Ketika Dewa ini dilahirkan, bumi terpengaruh hingga getar, sampai-sampai Betara Guru pun jatuh terpelanting.
Setelah dewasa, ia beristrikan Dewi Setyabama, putri Hyang Pancaresi, Hyang Wisnu bisa tiwikrama, menjadi raksasa yang tidak terhingga besarnya dan memiiki senjata cakra yang sangat sakti. Kesaktian dan senjata cakra itu digunakan oleh titisan Wisnu sebagai bukti bahwa mereka memang titisannya. Hyang Wisnu merupakan pokok pangkal yang memulai keturunan Pendawa dan ia berbesan dengan Hyang Brama.
Asal mula Hyang Wisnu mendapat bunga Wijayakusuma ialah sewaktu ia akan kawin dengan Dewi Pertiwi yang minta sebagai jujur bunga Wijayakusuma.
Semula bunga itu dimiliki oleh Begawan Kesawasidi. Tersebutlah, ketika Hyang Wisnu akan kawin dengan Dewi Pertiwi, maka bunga tersebut dipinjam oleh Hyang Wisnu untuk digunakan sebagai jujur. Permintaan itu dikabulkan. Tetapi untuk lengkapnya, barang siapa memiliki bunga itu harus memiliki pula kulitnya dan kulit itu dimiliki oleh Prabu Wisnudewa dari negara Garbapitu.
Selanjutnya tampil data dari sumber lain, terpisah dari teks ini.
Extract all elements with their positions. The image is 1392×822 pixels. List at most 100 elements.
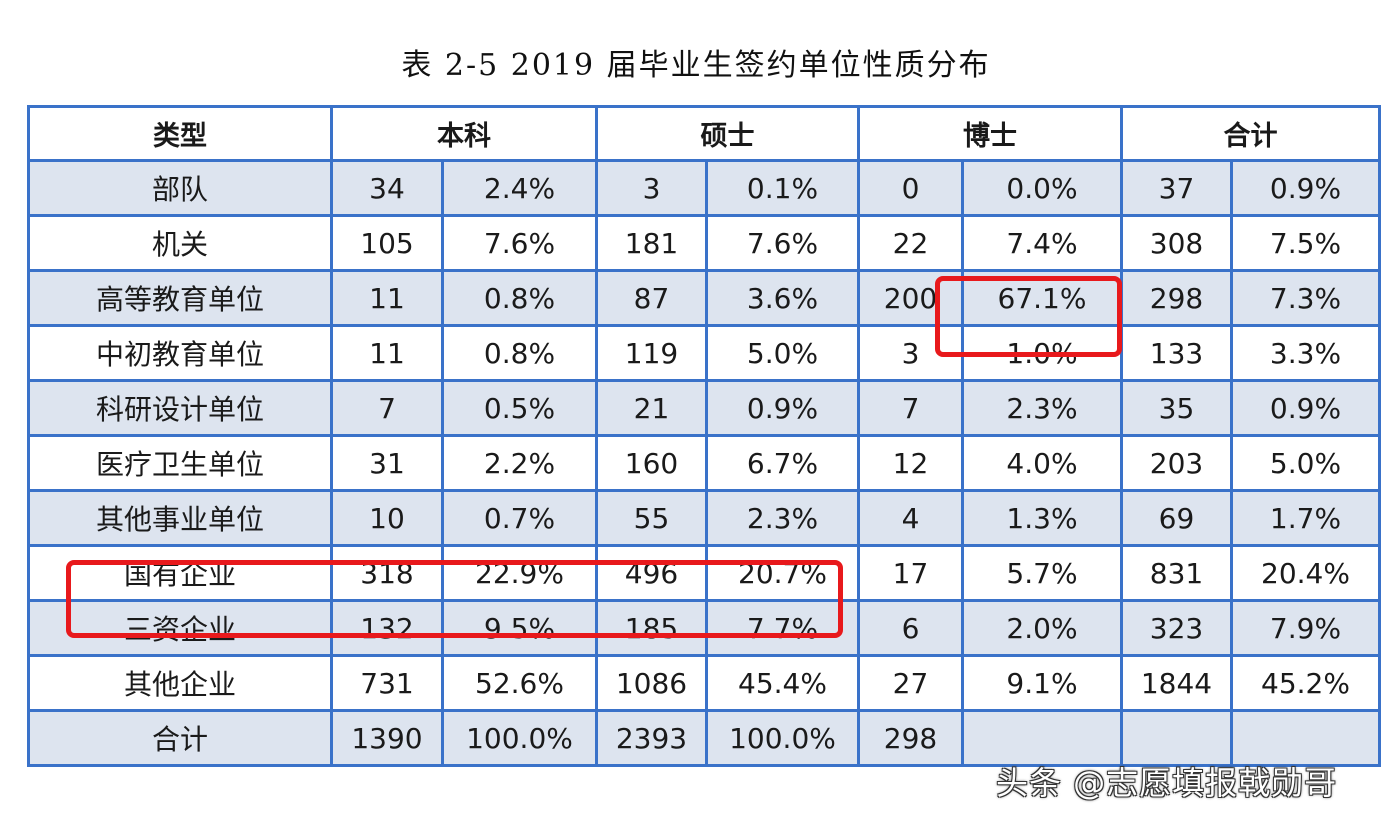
cell-doctor-pct: 2.0% (961, 599, 1123, 657)
cell-undergrad-count: 105 (330, 214, 444, 272)
cell-undergrad-pct: 0.7% (441, 489, 598, 547)
cell-undergrad-count: 132 (330, 599, 444, 657)
table-row: 其他企业 731 52.6% 1086 45.4% 27 9.1% 1844 45.2% (27, 654, 1381, 712)
cell-doctor-pct: 2.3% (961, 379, 1123, 437)
cell-doctor-pct: 0.0% (961, 159, 1123, 217)
table-title: 表 2-5 2019 届毕业生签约单位性质分布 (401, 48, 991, 83)
cell-doctor-pct: 1.3% (961, 489, 1123, 547)
cell-undergrad-count: 318 (330, 544, 444, 602)
cell-total-pct: 45.2% (1230, 654, 1381, 712)
table-row: 高等教育单位 11 0.8% 87 3.6% 200 67.1% 298 7.3% (27, 269, 1381, 327)
cell-master-count: 181 (595, 214, 708, 272)
cell-type: 国有企业 (27, 544, 333, 602)
table-row: 科研设计单位 7 0.5% 21 0.9% 7 2.3% 35 0.9% (27, 379, 1381, 437)
cell-total-count: 133 (1120, 324, 1233, 382)
cell-total-pct: 3.3% (1230, 324, 1381, 382)
cell-master-pct: 7.6% (705, 214, 860, 272)
cell-master-pct: 100.0% (705, 709, 860, 767)
cell-type: 科研设计单位 (27, 379, 333, 437)
cell-master-pct: 3.6% (705, 269, 860, 327)
cell-type: 高等教育单位 (27, 269, 333, 327)
cell-master-pct: 45.4% (705, 654, 860, 712)
cell-undergrad-pct: 22.9% (441, 544, 598, 602)
cell-total-count: 831 (1120, 544, 1233, 602)
cell-type: 医疗卫生单位 (27, 434, 333, 492)
cell-undergrad-count: 731 (330, 654, 444, 712)
cell-master-count: 119 (595, 324, 708, 382)
cell-master-pct: 20.7% (705, 544, 860, 602)
cell-total-pct: 7.3% (1230, 269, 1381, 327)
cell-master-pct: 5.0% (705, 324, 860, 382)
cell-total-pct: 7.5% (1230, 214, 1381, 272)
cell-undergrad-pct: 52.6% (441, 654, 598, 712)
header-undergrad: 本科 (330, 105, 598, 162)
cell-undergrad-pct: 0.5% (441, 379, 598, 437)
cell-doctor-count: 17 (857, 544, 964, 602)
cell-total-pct: 0.9% (1230, 379, 1381, 437)
header-master: 硕士 (595, 105, 860, 162)
total-row: 合计 1390 100.0% 2393 100.0% 298 (27, 709, 1381, 767)
cell-total-pct: 20.4% (1230, 544, 1381, 602)
cell-master-pct: 0.1% (705, 159, 860, 217)
cell-master-count: 185 (595, 599, 708, 657)
cell-doctor-count: 7 (857, 379, 964, 437)
cell-master-pct: 7.7% (705, 599, 860, 657)
cell-doctor-count: 3 (857, 324, 964, 382)
cell-master-pct: 6.7% (705, 434, 860, 492)
cell-type: 三资企业 (27, 599, 333, 657)
cell-total-count: 308 (1120, 214, 1233, 272)
cell-master-pct: 0.9% (705, 379, 860, 437)
cell-master-count: 496 (595, 544, 708, 602)
cell-doctor-pct: 67.1% (961, 269, 1123, 327)
header-row: 类型 本科 硕士 博士 合计 (27, 105, 1381, 162)
cell-master-count: 1086 (595, 654, 708, 712)
cell-total-count: 69 (1120, 489, 1233, 547)
cell-undergrad-pct: 100.0% (441, 709, 598, 767)
cell-total-count: 323 (1120, 599, 1233, 657)
header-type: 类型 (27, 105, 333, 162)
cell-type: 其他企业 (27, 654, 333, 712)
table-row: 机关 105 7.6% 181 7.6% 22 7.4% 308 7.5% (27, 214, 1381, 272)
cell-total-pct (1230, 709, 1381, 767)
cell-undergrad-pct: 2.2% (441, 434, 598, 492)
cell-total-pct: 7.9% (1230, 599, 1381, 657)
cell-type: 部队 (27, 159, 333, 217)
cell-undergrad-pct: 7.6% (441, 214, 598, 272)
cell-master-pct: 2.3% (705, 489, 860, 547)
cell-undergrad-pct: 0.8% (441, 269, 598, 327)
cell-undergrad-count: 1390 (330, 709, 444, 767)
cell-type: 中初教育单位 (27, 324, 333, 382)
cell-undergrad-pct: 2.4% (441, 159, 598, 217)
cell-total-count: 298 (1120, 269, 1233, 327)
cell-doctor-pct: 7.4% (961, 214, 1123, 272)
cell-doctor-pct (961, 709, 1123, 767)
cell-doctor-count: 27 (857, 654, 964, 712)
cell-type: 机关 (27, 214, 333, 272)
cell-total-pct: 5.0% (1230, 434, 1381, 492)
table-row: 中初教育单位 11 0.8% 119 5.0% 3 1.0% 133 3.3% (27, 324, 1381, 382)
cell-undergrad-count: 11 (330, 269, 444, 327)
cell-undergrad-count: 7 (330, 379, 444, 437)
table-row: 国有企业 318 22.9% 496 20.7% 17 5.7% 831 20.4% (27, 544, 1381, 602)
cell-undergrad-count: 10 (330, 489, 444, 547)
distribution-table: 类型 本科 硕士 博士 合计 部队 34 2.4% 3 0.1% 0 0.0% 37 0.9% 机… (27, 105, 1381, 767)
cell-total-count: 203 (1120, 434, 1233, 492)
cell-master-count: 160 (595, 434, 708, 492)
cell-doctor-pct: 5.7% (961, 544, 1123, 602)
cell-total-count: 35 (1120, 379, 1233, 437)
cell-doctor-count: 298 (857, 709, 964, 767)
header-total: 合计 (1120, 105, 1381, 162)
cell-undergrad-count: 11 (330, 324, 444, 382)
cell-undergrad-count: 34 (330, 159, 444, 217)
table-row: 其他事业单位 10 0.7% 55 2.3% 4 1.3% 69 1.7% (27, 489, 1381, 547)
cell-master-count: 87 (595, 269, 708, 327)
table-row: 医疗卫生单位 31 2.2% 160 6.7% 12 4.0% 203 5.0% (27, 434, 1381, 492)
table-row: 部队 34 2.4% 3 0.1% 0 0.0% 37 0.9% (27, 159, 1381, 217)
cell-doctor-count: 4 (857, 489, 964, 547)
cell-doctor-count: 22 (857, 214, 964, 272)
cell-type: 合计 (27, 709, 333, 767)
cell-doctor-pct: 4.0% (961, 434, 1123, 492)
cell-master-count: 21 (595, 379, 708, 437)
watermark: 头条 @志愿填报戟勋哥 (996, 764, 1338, 802)
cell-undergrad-count: 31 (330, 434, 444, 492)
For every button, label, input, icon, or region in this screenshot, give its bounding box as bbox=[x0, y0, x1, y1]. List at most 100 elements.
Kulit bunga yang bertempat di dalam mulut seekor banteng (lembu hitam) dapat direbut oleh Hyang Wisnu dari mulut banteng itu. Terkabullah perkawinan Hyang Wisnu karena bisa mengadakan jujur yang diminta.
Menurut adat-istiadat Sala, pada waktu di situ masih terdapat seorang raja, maka pemetikan bunga Wijayukusuma dari Pulau Nusakambangan dilakukan oleh seorang ulama atas titah raja.